Da moltiplicare per il numero di membri nel team e per il numero di eventi a cui si partecipa.
A questo si aggiungano i costi di trasporto, manutenzione, ormeggio, sostituzione vele, ecc.
Il risultato sono cifre da capogiro (che qui non riporto per non allertare il Fisco), che però vengono sostenute ad ogni stagione da una ristretta elite di ricchi.
Poi ‘c’è un altro mondo, quello degli sportivi in piccolo.
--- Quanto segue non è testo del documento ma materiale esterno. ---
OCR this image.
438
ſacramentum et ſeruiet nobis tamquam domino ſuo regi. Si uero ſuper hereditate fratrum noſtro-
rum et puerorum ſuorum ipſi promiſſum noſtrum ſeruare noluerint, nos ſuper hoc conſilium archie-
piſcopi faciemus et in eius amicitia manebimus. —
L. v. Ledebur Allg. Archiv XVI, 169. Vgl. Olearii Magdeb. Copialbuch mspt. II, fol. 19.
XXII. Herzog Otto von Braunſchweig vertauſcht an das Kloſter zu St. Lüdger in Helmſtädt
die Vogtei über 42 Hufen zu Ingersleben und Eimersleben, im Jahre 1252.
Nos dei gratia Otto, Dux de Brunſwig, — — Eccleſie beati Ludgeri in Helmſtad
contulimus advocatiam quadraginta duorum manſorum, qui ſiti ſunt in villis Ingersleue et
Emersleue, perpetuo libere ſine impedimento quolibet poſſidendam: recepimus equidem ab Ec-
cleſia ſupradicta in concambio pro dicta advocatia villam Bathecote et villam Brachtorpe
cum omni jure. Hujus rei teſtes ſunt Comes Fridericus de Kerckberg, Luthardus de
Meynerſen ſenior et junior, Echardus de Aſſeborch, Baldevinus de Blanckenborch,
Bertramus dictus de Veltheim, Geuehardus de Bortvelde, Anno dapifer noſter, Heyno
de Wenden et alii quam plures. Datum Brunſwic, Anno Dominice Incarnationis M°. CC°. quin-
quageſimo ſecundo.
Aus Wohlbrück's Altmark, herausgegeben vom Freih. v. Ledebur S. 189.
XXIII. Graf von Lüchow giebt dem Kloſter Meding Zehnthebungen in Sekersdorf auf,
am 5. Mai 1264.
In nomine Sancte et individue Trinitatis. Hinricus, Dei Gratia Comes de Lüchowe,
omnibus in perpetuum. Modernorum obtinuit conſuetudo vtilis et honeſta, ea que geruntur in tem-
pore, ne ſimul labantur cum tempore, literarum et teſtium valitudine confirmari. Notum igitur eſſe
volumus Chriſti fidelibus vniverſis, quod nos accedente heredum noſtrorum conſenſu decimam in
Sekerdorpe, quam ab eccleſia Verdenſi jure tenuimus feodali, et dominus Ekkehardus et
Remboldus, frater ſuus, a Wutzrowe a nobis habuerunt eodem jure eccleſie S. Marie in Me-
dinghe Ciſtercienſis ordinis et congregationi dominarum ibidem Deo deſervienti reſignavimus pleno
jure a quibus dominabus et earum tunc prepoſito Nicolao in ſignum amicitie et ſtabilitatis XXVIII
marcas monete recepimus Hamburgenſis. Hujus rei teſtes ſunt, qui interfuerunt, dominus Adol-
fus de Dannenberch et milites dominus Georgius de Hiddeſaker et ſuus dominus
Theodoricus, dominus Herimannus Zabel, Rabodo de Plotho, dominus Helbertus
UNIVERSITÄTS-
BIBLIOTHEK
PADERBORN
Sempre sullo stesso numero, Paul Cayard confronta (con l’occhio del regatante) la futura Coppa America e l’”Inespensive” futuro campionato mondiale Star a cui possono permettersi di partecipare (sponsorizzati o non) quasi tutti quelli che nella vela contano, o hanno contato.
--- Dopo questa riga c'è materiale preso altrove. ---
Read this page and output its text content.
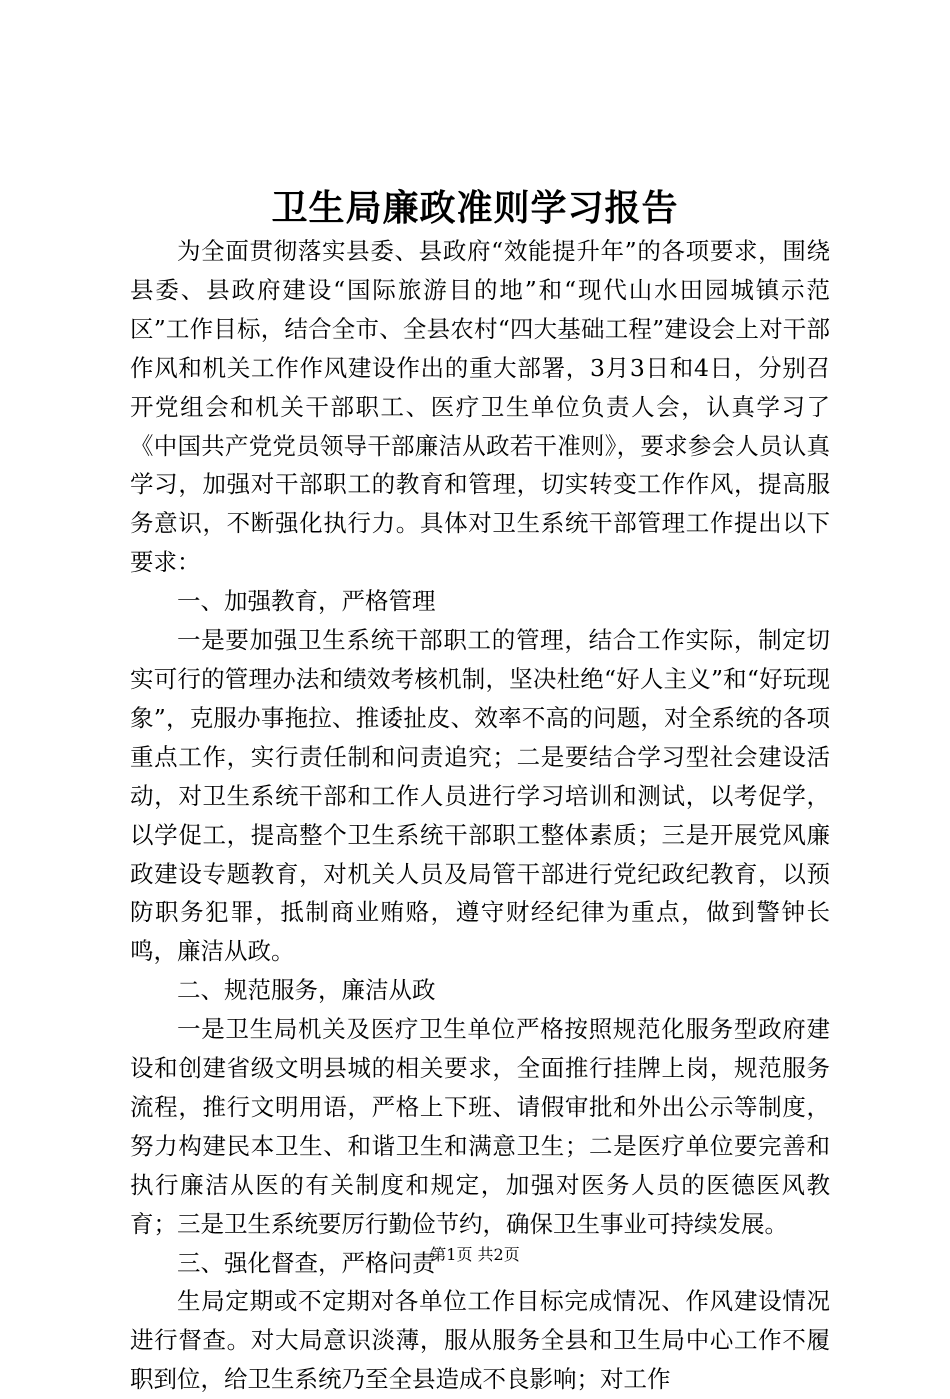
卫生局廉政准则学习报告

为全面贯彻落实县委、县政府“效能提升年”的各项要求，围绕县委、县政府建设“国际旅游目的地”和“现代山水田园城镇示范区”工作目标，结合全市、全县农村“四大基础工程”建设会上对干部作风和机关工作作风建设作出的重大部署，3月3日和4日，分别召开党组会和机关干部职工、医疗卫生单位负责人会，认真学习了《中国共产党党员领导干部廉洁从政若干准则》，要求参会人员认真学习，加强对干部职工的教育和管理，切实转变工作作风，提高服务意识，不断强化执行力。具体对卫生系统干部管理工作提出以下要求：

一、加强教育，严格管理

一是要加强卫生系统干部职工的管理，结合工作实际，制定切实可行的管理办法和绩效考核机制，坚决杜绝“好人主义”和“好玩现象”，克服办事拖拉、推诿扯皮、效率不高的问题，对全系统的各项重点工作，实行责任制和问责追究；二是要结合学习型社会建设活动，对卫生系统干部和工作人员进行学习培训和测试，以考促学，以学促工，提高整个卫生系统干部职工整体素质；三是开展党风廉政建设专题教育，对机关人员及局管干部进行党纪政纪教育，以预防职务犯罪，抵制商业贿赂，遵守财经纪律为重点，做到警钟长鸣，廉洁从政。

二、规范服务，廉洁从政

一是卫生局机关及医疗卫生单位严格按照规范化服务型政府建设和创建省级文明县城的相关要求，全面推行挂牌上岗，规范服务流程，推行文明用语，严格上下班、请假审批和外出公示等制度，努力构建民本卫生、和谐卫生和满意卫生；二是医疗单位要完善和执行廉洁从医的有关制度和规定，加强对医务人员的医德医风教育；三是卫生系统要厉行勤俭节约，确保卫生事业可持续发展。

三、强化督查，严格问责

生局定期或不定期对各单位工作目标完成情况、作风建设情况进行督查。对大局意识淡薄，服从服务全县和卫生局中心工作不履职到位，给卫生系统乃至全县造成不良影响；对工作

第1页 共2页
Poi ci sono altri mondi ancora, uno per ogni barca e per ogni porticciolo.
Io per la barca, quando mi va bene, spendo sui 5000 euro/anno e mi considero un poveraccio della vela, contento di quello che ha, senza invidie e senza presunzioni.
Dove mi porta questa riflessione?
Va bene tutto, basta che non mi si chieda di confrontare broccoli con patate.
Kite e Yachts sono cose diverse, come lo sono i foilers e le barche in dislocamento, come lo sono una bicicletta e un F15.
Le Olimpiadi sono un momento di competizione sportiva, indipendentemente dall’attrezzo che si usa.
Dire no al Kite è sterile. Mica direte no alla lotta greco romana, solo perché non la praticate!.
non confondiamo la vela con il circo togno
regaliamoli uno smartphone cosi’ si connette e via.
venezia 23 feb 2018.
Marco Pellanda
Letto quanto sopra aggiungo che è assolutamente giusto che il Kite diventi disciplina olimpica come ritengo giusto che disciplina olimpica per equipaggio ovvero squadra, diventi almeno anche una classe di misura tra 24 e 40 ps. perchè la gestione di una squadra di calcio o di pallacanestro se si tiene conto anche del costo dello stadio, che non esiste in natura, non è certo inferiore a quella di un binomio barca/equipaggio che utilizza uno stadio naturale a costo zero.